File-level encryption seems to be treated as something dangerous; something a bit edgy that needs to be applied with care only to the most sensitive information. Which is odd, since modern file-level encryption, like the SecureAge Security Suite, should be applied universally.
The problem with only encrypting the most sensitive information is that it’s difficult to work out exactly, and reliably, what ‘sensitive information’ really is. And importantly, where it is. As previously mentioned, people will run reports, write documents and manipulate potentially sensitive information in spreadsheets, often storing them in unexpected and unprotected locations.
Don’t forget test environments – they aren’t safe either? Just look at how Equifax lost control over their users’ plaintext passwords? The reality is, you may think that you’re sure you’ve identified all sensitive data. But how sure can you possibly be?

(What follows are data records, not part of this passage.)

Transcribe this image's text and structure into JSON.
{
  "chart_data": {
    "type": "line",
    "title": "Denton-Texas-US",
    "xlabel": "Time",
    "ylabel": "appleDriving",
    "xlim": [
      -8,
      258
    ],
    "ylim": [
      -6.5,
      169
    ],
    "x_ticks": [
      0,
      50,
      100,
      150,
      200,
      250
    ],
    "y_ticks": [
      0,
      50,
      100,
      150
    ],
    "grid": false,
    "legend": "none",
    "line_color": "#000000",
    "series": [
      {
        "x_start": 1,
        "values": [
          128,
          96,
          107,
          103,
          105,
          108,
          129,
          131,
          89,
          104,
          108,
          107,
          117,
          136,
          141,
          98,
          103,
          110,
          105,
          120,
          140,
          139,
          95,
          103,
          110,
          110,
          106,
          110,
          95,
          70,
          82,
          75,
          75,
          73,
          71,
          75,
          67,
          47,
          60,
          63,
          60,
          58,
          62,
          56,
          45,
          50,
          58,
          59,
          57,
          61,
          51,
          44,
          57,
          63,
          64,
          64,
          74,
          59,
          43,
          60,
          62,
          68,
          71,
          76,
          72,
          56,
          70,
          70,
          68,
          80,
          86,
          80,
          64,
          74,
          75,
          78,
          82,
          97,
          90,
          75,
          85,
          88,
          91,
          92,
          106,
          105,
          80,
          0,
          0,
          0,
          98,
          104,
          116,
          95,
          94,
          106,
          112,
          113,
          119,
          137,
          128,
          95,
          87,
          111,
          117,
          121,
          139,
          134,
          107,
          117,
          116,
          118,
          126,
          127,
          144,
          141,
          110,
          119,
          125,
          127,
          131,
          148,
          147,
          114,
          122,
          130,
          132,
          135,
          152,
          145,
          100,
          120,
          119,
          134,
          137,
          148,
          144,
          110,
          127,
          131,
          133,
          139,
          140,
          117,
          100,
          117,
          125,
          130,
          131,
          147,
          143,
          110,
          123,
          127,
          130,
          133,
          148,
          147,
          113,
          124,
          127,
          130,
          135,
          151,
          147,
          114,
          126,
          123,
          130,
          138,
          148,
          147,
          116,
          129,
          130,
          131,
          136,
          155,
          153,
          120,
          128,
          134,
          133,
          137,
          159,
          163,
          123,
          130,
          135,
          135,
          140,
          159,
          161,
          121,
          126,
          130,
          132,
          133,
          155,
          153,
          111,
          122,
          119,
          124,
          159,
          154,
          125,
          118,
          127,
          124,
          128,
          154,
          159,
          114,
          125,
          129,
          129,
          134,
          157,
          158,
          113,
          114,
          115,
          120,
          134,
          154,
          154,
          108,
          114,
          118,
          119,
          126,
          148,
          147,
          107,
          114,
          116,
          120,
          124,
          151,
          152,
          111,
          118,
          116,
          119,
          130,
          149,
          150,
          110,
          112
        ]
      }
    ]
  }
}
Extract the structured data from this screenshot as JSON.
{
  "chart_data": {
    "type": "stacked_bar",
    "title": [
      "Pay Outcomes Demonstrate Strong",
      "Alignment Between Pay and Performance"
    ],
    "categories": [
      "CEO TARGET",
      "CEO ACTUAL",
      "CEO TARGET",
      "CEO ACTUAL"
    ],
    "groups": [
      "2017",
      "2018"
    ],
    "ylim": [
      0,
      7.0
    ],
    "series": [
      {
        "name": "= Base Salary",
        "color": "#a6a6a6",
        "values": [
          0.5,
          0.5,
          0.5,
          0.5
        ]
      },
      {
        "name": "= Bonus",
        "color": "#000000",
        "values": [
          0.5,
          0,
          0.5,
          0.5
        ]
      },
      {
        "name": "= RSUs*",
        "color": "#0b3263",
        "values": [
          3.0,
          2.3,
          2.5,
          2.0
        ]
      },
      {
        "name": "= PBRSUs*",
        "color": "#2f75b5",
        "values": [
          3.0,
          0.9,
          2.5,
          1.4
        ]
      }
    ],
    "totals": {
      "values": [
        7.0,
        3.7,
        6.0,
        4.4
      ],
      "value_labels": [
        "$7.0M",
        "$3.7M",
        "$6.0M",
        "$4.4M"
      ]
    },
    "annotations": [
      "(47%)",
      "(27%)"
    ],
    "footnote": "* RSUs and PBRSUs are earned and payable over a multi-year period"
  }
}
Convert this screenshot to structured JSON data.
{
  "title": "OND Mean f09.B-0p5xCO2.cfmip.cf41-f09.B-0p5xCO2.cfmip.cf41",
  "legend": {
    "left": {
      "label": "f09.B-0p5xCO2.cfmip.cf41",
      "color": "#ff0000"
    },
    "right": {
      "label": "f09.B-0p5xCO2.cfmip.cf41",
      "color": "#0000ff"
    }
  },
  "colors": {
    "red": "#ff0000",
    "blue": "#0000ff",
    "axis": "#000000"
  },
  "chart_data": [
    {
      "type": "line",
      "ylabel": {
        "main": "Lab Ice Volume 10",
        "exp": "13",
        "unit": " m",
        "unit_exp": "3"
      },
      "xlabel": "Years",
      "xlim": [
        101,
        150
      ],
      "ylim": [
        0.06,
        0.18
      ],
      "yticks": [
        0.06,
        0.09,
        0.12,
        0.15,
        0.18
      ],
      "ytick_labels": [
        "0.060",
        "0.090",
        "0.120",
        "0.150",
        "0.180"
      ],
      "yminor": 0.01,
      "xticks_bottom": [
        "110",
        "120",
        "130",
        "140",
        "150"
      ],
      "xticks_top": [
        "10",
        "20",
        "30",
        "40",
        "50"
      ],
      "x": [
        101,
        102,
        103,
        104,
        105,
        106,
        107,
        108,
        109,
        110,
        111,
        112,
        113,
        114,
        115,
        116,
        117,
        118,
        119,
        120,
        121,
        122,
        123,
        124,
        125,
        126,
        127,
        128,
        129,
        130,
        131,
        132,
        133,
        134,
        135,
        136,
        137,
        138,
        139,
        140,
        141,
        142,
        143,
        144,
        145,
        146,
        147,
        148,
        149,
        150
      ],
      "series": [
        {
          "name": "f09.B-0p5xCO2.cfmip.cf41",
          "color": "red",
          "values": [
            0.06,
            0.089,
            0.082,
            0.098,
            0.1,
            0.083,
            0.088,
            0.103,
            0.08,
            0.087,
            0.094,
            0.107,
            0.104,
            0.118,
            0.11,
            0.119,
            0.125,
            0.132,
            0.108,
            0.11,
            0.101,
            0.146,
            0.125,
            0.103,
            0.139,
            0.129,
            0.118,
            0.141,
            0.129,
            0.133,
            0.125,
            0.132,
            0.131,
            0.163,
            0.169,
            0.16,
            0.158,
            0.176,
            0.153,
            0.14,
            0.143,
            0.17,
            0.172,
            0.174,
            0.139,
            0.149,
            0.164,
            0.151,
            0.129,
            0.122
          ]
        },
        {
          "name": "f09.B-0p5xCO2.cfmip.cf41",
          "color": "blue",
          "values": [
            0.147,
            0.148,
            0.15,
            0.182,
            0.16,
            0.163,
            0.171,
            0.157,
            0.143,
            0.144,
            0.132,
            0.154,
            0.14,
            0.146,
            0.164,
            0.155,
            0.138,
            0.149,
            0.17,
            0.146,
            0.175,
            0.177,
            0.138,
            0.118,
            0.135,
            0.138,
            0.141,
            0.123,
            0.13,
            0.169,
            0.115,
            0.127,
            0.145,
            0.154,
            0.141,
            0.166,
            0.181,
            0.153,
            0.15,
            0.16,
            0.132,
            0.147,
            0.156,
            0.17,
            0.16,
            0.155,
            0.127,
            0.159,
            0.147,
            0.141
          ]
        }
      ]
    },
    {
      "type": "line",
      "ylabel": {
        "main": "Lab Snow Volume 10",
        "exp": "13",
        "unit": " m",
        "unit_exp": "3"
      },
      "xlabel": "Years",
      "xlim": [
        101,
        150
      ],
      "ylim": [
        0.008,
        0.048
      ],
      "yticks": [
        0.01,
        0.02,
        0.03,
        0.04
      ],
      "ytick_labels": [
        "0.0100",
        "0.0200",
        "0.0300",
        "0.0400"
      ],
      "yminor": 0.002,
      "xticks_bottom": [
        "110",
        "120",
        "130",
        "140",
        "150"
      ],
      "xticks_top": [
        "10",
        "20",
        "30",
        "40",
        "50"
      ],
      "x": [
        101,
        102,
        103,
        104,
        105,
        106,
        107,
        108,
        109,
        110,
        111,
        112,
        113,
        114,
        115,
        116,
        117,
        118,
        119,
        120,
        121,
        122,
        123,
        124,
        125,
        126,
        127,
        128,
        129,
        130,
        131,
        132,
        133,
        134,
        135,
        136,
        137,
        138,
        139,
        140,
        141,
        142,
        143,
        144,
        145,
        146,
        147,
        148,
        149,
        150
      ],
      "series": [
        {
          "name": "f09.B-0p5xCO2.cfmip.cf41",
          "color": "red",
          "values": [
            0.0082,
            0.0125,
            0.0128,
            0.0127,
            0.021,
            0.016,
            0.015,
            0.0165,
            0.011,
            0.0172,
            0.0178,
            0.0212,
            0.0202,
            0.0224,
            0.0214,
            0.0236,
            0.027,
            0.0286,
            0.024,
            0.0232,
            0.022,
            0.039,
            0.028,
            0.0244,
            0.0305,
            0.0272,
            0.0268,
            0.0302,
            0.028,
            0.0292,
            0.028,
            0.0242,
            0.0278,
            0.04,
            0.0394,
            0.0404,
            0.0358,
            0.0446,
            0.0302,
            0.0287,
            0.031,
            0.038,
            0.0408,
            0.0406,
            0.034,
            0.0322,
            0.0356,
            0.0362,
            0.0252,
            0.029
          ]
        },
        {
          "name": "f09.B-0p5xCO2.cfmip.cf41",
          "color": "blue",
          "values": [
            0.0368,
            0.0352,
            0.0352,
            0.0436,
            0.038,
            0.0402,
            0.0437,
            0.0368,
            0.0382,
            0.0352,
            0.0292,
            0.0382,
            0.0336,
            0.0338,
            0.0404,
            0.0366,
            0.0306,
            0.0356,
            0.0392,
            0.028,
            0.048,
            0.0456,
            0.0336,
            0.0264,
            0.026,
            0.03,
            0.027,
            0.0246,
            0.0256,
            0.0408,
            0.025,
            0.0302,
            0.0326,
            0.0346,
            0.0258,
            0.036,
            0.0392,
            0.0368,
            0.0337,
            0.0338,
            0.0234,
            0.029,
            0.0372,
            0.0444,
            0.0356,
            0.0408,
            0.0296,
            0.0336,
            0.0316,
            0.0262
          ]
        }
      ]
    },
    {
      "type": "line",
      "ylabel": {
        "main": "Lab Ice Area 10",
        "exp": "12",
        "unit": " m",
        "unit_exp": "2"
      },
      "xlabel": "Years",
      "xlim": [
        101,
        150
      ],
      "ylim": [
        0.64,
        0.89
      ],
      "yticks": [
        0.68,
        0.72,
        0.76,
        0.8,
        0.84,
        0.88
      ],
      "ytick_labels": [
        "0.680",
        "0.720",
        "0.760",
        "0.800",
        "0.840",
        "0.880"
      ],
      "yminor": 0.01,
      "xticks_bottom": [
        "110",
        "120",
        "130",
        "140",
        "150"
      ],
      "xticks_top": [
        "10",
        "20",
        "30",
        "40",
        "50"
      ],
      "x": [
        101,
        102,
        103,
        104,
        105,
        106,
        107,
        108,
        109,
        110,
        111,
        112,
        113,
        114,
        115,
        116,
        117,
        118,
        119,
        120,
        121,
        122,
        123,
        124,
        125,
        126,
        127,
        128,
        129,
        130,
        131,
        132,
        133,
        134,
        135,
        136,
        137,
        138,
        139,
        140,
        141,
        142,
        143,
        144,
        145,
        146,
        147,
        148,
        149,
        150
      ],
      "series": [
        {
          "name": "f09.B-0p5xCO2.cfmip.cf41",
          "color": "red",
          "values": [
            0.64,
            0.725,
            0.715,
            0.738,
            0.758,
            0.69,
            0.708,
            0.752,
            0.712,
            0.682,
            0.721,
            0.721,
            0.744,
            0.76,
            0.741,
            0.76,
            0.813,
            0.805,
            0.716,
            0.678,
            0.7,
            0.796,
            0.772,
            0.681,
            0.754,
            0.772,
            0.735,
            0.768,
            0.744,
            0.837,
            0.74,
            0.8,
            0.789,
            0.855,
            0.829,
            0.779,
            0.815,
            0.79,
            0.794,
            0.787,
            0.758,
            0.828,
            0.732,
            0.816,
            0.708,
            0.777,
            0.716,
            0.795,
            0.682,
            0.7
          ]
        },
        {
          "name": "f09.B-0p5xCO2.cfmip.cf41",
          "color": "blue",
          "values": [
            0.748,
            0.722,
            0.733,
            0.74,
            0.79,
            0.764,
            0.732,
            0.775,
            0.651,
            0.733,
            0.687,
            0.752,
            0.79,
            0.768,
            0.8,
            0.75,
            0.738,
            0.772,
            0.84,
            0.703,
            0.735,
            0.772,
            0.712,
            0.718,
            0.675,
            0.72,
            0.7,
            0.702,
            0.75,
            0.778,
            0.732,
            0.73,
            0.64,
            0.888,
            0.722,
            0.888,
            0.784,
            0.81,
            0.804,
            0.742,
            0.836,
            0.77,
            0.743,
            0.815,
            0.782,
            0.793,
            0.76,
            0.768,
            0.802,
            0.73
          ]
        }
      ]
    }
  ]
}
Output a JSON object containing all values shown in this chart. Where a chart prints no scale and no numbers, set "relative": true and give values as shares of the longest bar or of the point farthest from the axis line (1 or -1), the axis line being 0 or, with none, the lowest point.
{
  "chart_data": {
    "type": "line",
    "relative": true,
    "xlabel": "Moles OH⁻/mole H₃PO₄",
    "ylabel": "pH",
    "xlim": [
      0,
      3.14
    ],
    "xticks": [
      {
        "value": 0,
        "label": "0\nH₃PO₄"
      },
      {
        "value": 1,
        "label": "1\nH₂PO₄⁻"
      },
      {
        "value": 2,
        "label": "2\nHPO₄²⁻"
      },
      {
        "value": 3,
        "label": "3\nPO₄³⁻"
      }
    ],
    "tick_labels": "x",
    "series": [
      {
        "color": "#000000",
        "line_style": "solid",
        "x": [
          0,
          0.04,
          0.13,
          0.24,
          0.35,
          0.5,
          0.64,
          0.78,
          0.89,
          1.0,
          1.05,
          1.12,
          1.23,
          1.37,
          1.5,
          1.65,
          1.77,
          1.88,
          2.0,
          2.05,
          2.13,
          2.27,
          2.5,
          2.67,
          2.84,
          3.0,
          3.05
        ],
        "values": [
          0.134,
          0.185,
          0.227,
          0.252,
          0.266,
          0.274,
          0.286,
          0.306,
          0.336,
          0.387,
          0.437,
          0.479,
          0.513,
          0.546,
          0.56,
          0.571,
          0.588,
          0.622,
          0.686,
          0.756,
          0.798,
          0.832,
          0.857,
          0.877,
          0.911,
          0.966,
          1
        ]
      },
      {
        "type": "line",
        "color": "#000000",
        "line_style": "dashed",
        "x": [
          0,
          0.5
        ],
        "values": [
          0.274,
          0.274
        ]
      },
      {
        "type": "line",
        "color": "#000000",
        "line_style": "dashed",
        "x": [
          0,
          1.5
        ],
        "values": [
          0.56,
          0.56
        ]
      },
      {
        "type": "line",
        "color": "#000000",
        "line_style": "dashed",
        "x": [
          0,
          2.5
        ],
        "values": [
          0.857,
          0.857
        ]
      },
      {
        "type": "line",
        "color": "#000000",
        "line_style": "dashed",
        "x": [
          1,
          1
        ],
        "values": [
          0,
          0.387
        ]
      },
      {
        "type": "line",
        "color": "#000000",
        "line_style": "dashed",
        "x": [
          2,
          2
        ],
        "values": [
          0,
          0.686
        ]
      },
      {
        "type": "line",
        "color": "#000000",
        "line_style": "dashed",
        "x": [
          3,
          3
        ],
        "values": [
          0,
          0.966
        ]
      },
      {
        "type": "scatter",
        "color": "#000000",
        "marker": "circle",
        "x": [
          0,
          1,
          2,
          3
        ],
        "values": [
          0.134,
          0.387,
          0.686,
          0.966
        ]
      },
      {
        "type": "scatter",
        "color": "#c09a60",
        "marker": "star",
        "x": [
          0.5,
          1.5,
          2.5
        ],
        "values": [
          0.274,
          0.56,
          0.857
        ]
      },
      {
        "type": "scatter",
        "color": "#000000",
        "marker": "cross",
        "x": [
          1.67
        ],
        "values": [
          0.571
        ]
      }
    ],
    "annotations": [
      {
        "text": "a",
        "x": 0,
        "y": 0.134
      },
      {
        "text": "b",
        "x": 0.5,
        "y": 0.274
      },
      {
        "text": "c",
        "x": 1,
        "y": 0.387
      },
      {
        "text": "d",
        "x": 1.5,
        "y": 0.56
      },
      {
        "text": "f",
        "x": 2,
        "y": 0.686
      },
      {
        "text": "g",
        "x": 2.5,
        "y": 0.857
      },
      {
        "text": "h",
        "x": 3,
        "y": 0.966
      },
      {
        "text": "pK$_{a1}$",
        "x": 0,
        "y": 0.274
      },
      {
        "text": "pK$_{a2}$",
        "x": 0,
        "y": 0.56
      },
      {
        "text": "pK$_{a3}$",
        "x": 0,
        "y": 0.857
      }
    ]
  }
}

Our data encryption solution is a tried and tested technology that balances security with useability and makes universal data encryption a reality.
Should we trust Zero Trust?
Yes… and no. If all a Zero Trust implementation does is to chop up a network, then it will reduce the scope of some cyber-attacks. What about insiders? Or compromised user accounts? Or socially engineered attacks? The list goes on.
The truth is, many data breaches are due to someone using a valid user account to access information. These so-called legitimate users have access to data that can then easily be stolen because the data has no inherent, built-in protection.
While the concept of Zero Trust is valid, the implementation must be taken right down into the data – all data, everywhere. Simply building more fences around data is just beefing up the old castle and moat architecture. By extending protection inside data itself we can truly say that Zero Trust is trustworthy.